In the present case, the situation was complex due to the presence of rent in the distal trachea close to the carina. The options for managing ventilation are scarce. Selective bilateral endobronchial intubation through tracheostomy was done using conventional ETT. The cuff of the right endobronchial tube was positioned at carina partly in the trachea and right mainstem bronchus. It was done to ensure ventilation to the right upper lobe without compromising the repair. However, the chest X-ray done the next day revealed the right upper lobe collapse, which responded to bronchoscopic pulmonary toileting (Figs 2B and C). Wallet et al. have reported successful management of acute respiratory distress syndrome (ARDS) in the presence of tracheal injury by using selective bilateral mainstem bronchus intubation with small ETTs through a large tracheostomy.7 The authors utilized jet ventilation during the placement of the endobronchial tube before initiating protective lung ventilation. However, we did not have jet ventilation available.

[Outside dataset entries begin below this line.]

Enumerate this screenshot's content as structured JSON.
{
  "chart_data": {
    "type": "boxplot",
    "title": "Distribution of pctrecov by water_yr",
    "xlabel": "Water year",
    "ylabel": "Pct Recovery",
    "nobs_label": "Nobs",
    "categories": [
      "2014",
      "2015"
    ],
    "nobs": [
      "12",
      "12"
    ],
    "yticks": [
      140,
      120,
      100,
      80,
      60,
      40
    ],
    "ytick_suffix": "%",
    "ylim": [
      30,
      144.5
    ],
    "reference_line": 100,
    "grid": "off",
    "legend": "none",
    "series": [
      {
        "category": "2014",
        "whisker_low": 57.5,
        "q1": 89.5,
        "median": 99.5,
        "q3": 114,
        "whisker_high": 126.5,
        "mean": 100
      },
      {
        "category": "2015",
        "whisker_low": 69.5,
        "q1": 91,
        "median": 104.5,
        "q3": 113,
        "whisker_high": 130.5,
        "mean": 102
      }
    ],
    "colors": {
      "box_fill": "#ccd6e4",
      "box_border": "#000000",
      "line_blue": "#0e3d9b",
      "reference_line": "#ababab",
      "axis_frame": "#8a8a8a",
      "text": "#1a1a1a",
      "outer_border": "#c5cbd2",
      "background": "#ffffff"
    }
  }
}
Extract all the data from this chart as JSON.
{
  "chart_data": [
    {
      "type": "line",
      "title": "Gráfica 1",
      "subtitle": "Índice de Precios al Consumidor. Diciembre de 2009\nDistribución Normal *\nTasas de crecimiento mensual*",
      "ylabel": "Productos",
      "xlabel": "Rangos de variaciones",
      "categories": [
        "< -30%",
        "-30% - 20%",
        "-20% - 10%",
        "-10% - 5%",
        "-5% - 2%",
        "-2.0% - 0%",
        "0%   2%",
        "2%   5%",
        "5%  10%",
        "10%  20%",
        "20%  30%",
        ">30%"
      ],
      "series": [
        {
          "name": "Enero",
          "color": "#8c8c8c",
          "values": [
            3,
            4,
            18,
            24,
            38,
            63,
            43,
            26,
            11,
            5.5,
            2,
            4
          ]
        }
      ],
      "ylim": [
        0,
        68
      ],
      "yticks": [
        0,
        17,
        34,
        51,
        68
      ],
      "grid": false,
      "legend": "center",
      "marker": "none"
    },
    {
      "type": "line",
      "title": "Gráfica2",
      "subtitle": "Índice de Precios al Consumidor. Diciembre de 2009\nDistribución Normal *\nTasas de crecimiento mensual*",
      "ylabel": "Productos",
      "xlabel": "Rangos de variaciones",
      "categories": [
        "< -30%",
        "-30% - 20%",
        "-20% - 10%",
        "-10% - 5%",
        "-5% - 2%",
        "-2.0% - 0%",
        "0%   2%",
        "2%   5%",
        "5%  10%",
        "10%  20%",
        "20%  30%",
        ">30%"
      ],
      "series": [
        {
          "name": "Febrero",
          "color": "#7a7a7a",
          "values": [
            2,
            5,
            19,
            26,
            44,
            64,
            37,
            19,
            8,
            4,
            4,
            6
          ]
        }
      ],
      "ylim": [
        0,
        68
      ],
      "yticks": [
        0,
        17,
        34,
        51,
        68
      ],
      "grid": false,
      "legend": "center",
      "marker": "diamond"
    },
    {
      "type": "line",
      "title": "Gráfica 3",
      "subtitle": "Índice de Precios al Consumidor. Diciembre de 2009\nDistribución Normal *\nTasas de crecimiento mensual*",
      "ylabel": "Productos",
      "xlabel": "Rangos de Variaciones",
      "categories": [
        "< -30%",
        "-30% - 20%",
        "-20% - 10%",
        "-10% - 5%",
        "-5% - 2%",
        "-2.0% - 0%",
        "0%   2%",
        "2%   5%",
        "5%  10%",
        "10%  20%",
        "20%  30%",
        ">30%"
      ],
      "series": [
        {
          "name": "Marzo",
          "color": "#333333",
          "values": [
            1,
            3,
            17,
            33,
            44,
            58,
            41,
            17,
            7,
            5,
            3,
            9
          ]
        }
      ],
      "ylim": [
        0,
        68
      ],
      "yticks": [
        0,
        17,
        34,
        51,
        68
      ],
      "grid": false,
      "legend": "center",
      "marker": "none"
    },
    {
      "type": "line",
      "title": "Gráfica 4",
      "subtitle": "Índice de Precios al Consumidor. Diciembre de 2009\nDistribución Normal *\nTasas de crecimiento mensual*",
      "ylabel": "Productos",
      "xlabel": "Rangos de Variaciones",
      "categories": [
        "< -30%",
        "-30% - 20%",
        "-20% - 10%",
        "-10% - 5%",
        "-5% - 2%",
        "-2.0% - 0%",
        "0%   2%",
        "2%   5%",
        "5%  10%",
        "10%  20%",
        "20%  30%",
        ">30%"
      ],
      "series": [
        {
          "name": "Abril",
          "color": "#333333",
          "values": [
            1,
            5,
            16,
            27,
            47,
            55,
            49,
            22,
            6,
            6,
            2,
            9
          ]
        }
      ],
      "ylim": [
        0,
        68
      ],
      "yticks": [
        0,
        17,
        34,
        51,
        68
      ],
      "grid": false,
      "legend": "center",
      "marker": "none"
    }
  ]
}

Small ETTs have the potential for providing higher resistance to spontaneous breathing.8 Moreover, there are higher chances of blockage due to mucus plugs. The authors successfully utilized oxygen via high flow through a tracheostomy cannula to bridge once patient was on the spontaneous mode of ventilation through a long and adjustable flange TT. The tip of the TT was placed just above carina under bronchoscopic guidance, and cuff was kept deflated. Oxygen via high-flow nasal cannula has been found to be more successful over NIV in the management of early ARDS.9 In a crossover study, high-flow oxygen via tracheostomy was observed to improve oxygenation following prolonged mechanical ventilation.10 Mitaka et al. reported successful utilization of high-flow oxygen via tracheostomy for weaning after prolonged mechanical ventilation in two patients with restrictive pulmonary dysfunction.11

Sustained flow allowed the patient to breathe comfortably without creating any additional pressure to impair the healing. The preservation of spontaneous ventilation has been utilized in patients who are managed conservatively.12 The weaning methodology after initial stabilization was not mentioned in other reports.

To summarize, tracheal injury is a rare and potentially fatal complication of laryngopharyngoesophagectomy, which should be managed immediately with proactive maximal use of available resources.